ITS/CLAAUDIA work from the following principles for fair usage:

  • Good research is the success criterion and ITS/CLAAUDIA should lower the barrier for allowing this.
  • Researchers should enter on a level playing field.
  • ITS has an administrative and technical role and should in general not determine what research should have a higher priority. Students are vetted with recommendation of supervisor/staff backing that this is for research purposes.
  • Aim at the most open and unrestricted access model.

Based on these principles we kindly ask that all users consider the following guidelines:

  • Please be mindful of your allocations and refrain from allocating many resources without knowing/testing/verifying that you indeed can utilise all of the allocated resources.
  • Please be mindful and de-allocate the resources when you are no longer using them. This enables other users to run their jobs.

If in doubt, you can run:

squeue --me
and inspect your own job allocations. If you have allocations you are not using, then please cancel these resource allocations.
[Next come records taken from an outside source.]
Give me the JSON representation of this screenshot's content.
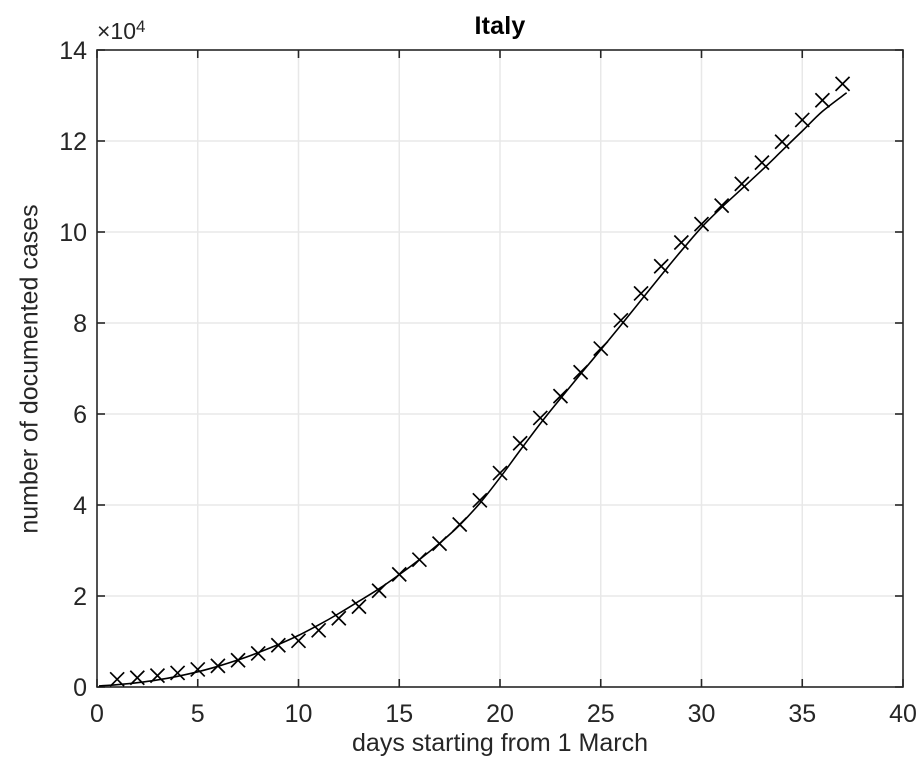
{
  "title": "Italy",
  "chart_data": {
    "type": "scatter",
    "title": "Italy",
    "xlabel": "days starting from 1 March",
    "ylabel": "number of documented cases",
    "y_axis_multiplier": {
      "base": "×10",
      "exponent": "4"
    },
    "xlim": [
      0,
      40
    ],
    "ylim": [
      0,
      140000
    ],
    "xticks": [
      0,
      5,
      10,
      15,
      20,
      25,
      30,
      35,
      40
    ],
    "xtick_labels": [
      "0",
      "5",
      "10",
      "15",
      "20",
      "25",
      "30",
      "35",
      "40"
    ],
    "yticks": [
      0,
      20000,
      40000,
      60000,
      80000,
      100000,
      120000,
      140000
    ],
    "ytick_labels": [
      "0",
      "2",
      "4",
      "6",
      "8",
      "10",
      "12",
      "14"
    ],
    "grid": true,
    "legend": null,
    "colors": {
      "data": "#000000",
      "axis": "#262626",
      "grid": "#e8e8e8",
      "background": "#ffffff"
    },
    "series": [
      {
        "name": "documented cases",
        "type": "scatter",
        "marker": "x",
        "x": [
          1,
          2,
          3,
          4,
          5,
          6,
          7,
          8,
          9,
          10,
          11,
          12,
          13,
          14,
          15,
          16,
          17,
          18,
          19,
          20,
          21,
          22,
          23,
          24,
          25,
          26,
          27,
          28,
          29,
          30,
          31,
          32,
          33,
          34,
          35,
          36,
          37
        ],
        "y": [
          1694,
          2036,
          2502,
          3089,
          3858,
          4636,
          5883,
          7375,
          9172,
          10149,
          12462,
          15113,
          17660,
          21157,
          24747,
          27980,
          31506,
          35713,
          41035,
          47021,
          53578,
          59138,
          63927,
          69176,
          74386,
          80589,
          86498,
          92472,
          97689,
          101739,
          105792,
          110574,
          115242,
          119827,
          124632,
          128948,
          132547
        ]
      },
      {
        "name": "fitted model curve",
        "type": "line",
        "points": [
          [
            0.1,
            250
          ],
          [
            1,
            500
          ],
          [
            2,
            950
          ],
          [
            3,
            1550
          ],
          [
            4,
            2350
          ],
          [
            5,
            3350
          ],
          [
            6,
            4550
          ],
          [
            7,
            5950
          ],
          [
            8,
            7550
          ],
          [
            9,
            9350
          ],
          [
            10,
            11350
          ],
          [
            11,
            13650
          ],
          [
            12,
            16150
          ],
          [
            13,
            18850
          ],
          [
            14,
            21600
          ],
          [
            15,
            24700
          ],
          [
            16,
            28000
          ],
          [
            17,
            31600
          ],
          [
            18,
            35600
          ],
          [
            19,
            40400
          ],
          [
            20,
            46000
          ],
          [
            21,
            52000
          ],
          [
            22,
            57900
          ],
          [
            23,
            63400
          ],
          [
            24,
            68800
          ],
          [
            25,
            74100
          ],
          [
            26,
            79500
          ],
          [
            27,
            85000
          ],
          [
            28,
            90500
          ],
          [
            29,
            95900
          ],
          [
            30,
            101000
          ],
          [
            31,
            105400
          ],
          [
            32,
            109500
          ],
          [
            33,
            113600
          ],
          [
            34,
            117900
          ],
          [
            35,
            122200
          ],
          [
            36,
            126500
          ],
          [
            37.2,
            130600
          ]
        ]
      }
    ]
  }
}
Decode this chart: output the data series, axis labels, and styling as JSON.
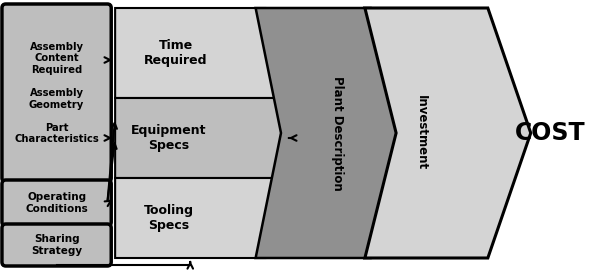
{
  "bg_color": "#ffffff",
  "gray_fill": "#bebebe",
  "dark_gray_fill": "#909090",
  "light_gray_fill": "#d4d4d4",
  "white_fill": "#f0f0f0",
  "box1_text": "Assembly\nContent\nRequired\n\nAssembly\nGeometry\n\nPart\nCharacteristics",
  "box2_text": "Operating\nConditions",
  "box3_text": "Sharing\nStrategy",
  "time_text": "Time\nRequired",
  "equip_text": "Equipment\nSpecs",
  "tool_text": "Tooling\nSpecs",
  "plant_text": "Plant Description",
  "invest_text": "Investment",
  "cost_text": "COST",
  "fig_w": 5.91,
  "fig_h": 2.7,
  "dpi": 100
}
A few key points to remember:

  1. Please refrain from allocating jobs that sit idle in order to "reserve" ressources for you. For example srun --pty bash -l opens an interactive (command line) job that keeps running without doing anything unless you actively type in commands.
    This is unacceptable practice and we will cancel such inactive jobs if we encounter them.
  2. There are typically more resources available in the evenings/nights and on weekends. If possible, start your job as a batch script (sbatch) and let it queue and rest while the computer does the work. Maybe even better, if the job is not urgent, queue the job to run late in the afternoon or use the -b or --begin option with your batch script, e.g. add the line
#SBATCH --begin=18:00:00

ITS/CLAAUDIA will keep analysing and observing the usage of the system to make the best use of the available resources based on the above principles and guidelines. If ITS/CLAAUDIA is in doubt, we will contact users and ask if the resource allocations are in line with the above principles and guidelines. We will be more active in periods of high utilization.